Eduardo Galeano alguna vez dijo que el mundo no está hecho de átomos, como dicen los científicos, no; el mundo está hecho de historias. De esas sí que sabemos quienes hemos estado bajo el azote del tiempo. Sin ellas, ¿qué queda en el mundo? Un espacio vacío y estéril, ocupado, quizá, por átomos que, a diferencia de las historias, nadie puede contar. Y vean ustedes que formas de contarlas hay muchas: de los fósiles de nuestros muertos, de la voz de nuestros viejos, de la mano de nuestros académicos, de la creatividad de nuestras artistas… Bradbury ha optado, en El Hombre Ilustrado, por echar mano de estos dos últimos métodos para contar las historias que tenía por contar; no le bastó con uno solo, como podría ser suficiente para la mayoría de escritores y escritoras: materializar mediante sus puños las sanas y no tan sanas ideas que producen sus mentes. No fue eso harto recurso para darse a entender. También reprodujo el arte dentro del arte: su obra literaria –arte suyo en sí mismo– cuenta la historia de un hombre tatuado –arte ajeno, de uno de sus personajes, pero, al fin de cuentas, suyo de nacimiento– cuyos tatuajes son a su vez sendas historias. ¿Podría acaso decirse que es una obra fractal? Los estudios son exiguos para afirmarlo, pero espacio no falta para la duda.
En total son dieciocho crónicas ficticias de variopintas narrativas, cada una reflejada en uno de los tatuajes del protagonista principal del libro, que aun siendo su más importante personaje, solo toma relevancia en menos de dos dieciochoavas partes del mismo, pero sin él no serían posibles las otras dieciséis dieciochoavas. Relatos fantásticos de viajeros espaciales, de mundos ajenos al nuestro, de cohetes inoperables pero providencialmente efectivos, de clones de oscuras pretensiones, en fin, múltiples vertientes de diferentes mensajes por descubrir e interpretar. ¿Es más importante nuestra familia o nuestros sueños? ¿Cómo enfrentamos la muerte cuando sabemos que, en solo horas o minutos, inevitablemente seremos alcanzados por ella, sin escapatoria alguna? ¿Nos mantendríamos de pie, peleando, aunque el fracaso sea recurrente y la lucha sea una tortura? ¿Perdonaremos nuestro pasado para poder enfocarnos en nuestro futuro? ¿Somo quienes educamos a nuestros hijos, o es el teléfono inteligente quien nos ha suplantado en ese rol? ¿Los sueños se construyen con verdades o con ilusiones? ¿Somos nosotros mismos en la sociedad donde vivimos o estamos dentro de una mezcladora de cemento? ¿Nos hemos hecho alguna vez si quiera una sola de estas preguntas? ¿No? Bradbury las pone en las manos nuestras, con este libro, y las empaqueta en pictóricas fantasías listas para consumir.

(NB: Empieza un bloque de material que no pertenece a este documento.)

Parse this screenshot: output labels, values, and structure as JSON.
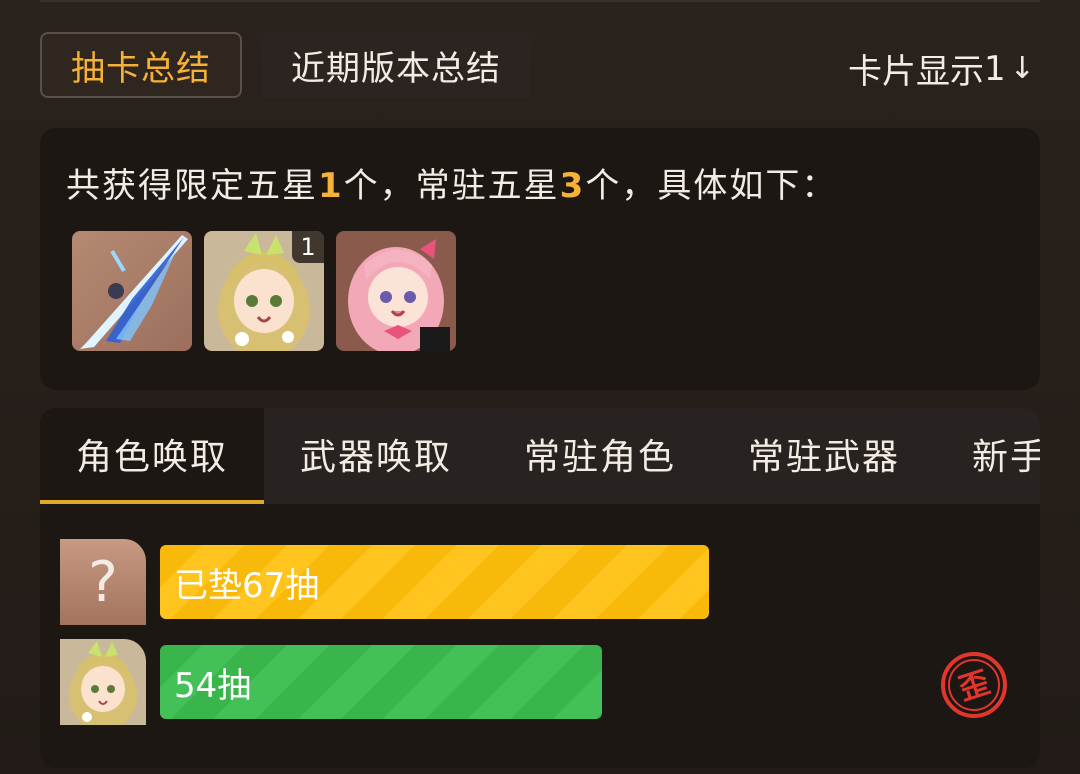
{
  "header": {
    "tabs": [
      "抽卡总结",
      "近期版本总结"
    ],
    "card_display": "卡片显示",
    "card_display_num": "1"
  },
  "summary": {
    "prefix": "共获得限定五星",
    "limited_count": "1",
    "middle": "个，常驻五星",
    "standard_count": "3",
    "suffix": "个，具体如下："
  },
  "obtained_items": [
    {
      "icon": "weapon-sword-thumbnail",
      "count": ""
    },
    {
      "icon": "character-green-hair-thumbnail",
      "count": "1"
    },
    {
      "icon": "character-pink-hair-thumbnail",
      "count": ""
    }
  ],
  "pool_tabs": [
    "角色唤取",
    "武器唤取",
    "常驻角色",
    "常驻武器",
    "新手"
  ],
  "active_pool_tab": 0,
  "records": [
    {
      "avatar": "unknown-question-icon",
      "label": "已垫67抽",
      "color": "#f9b90a",
      "pulls": 67
    },
    {
      "avatar": "character-green-hair-thumbnail",
      "label": "54抽",
      "color": "#3ab54c",
      "pulls": 54,
      "badge": "歪",
      "badge_color": "#e0362c"
    }
  ]
}
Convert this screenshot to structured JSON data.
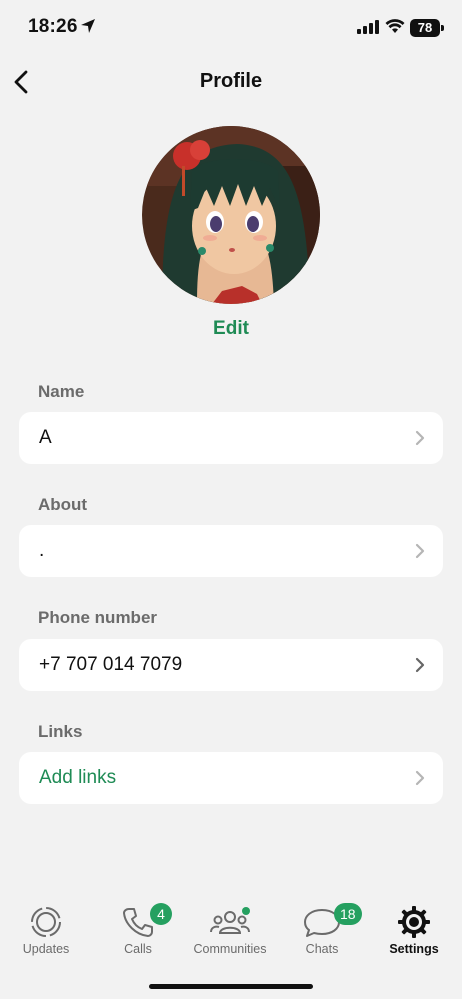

Mañana, cuando amanezca nuevamente, estos relatos narrados en el futuro pero manuscritos en el pasado permanecerán vigentes un día más. Así ha sido desde 1951, y ha sido de esta manera porque el contenido de la vida es siempre el mismo aunque venga envuelto en etiquetas diferentes, algunas de vetustos diseños, otras con algunos más novedosos, algunos quizá abundantes, otros mas concisos. De cualquier manera, la vida sigue allí dentro y sus retos nos demandan por igual hoy en día como lo hicieron en la Grecia Antigua.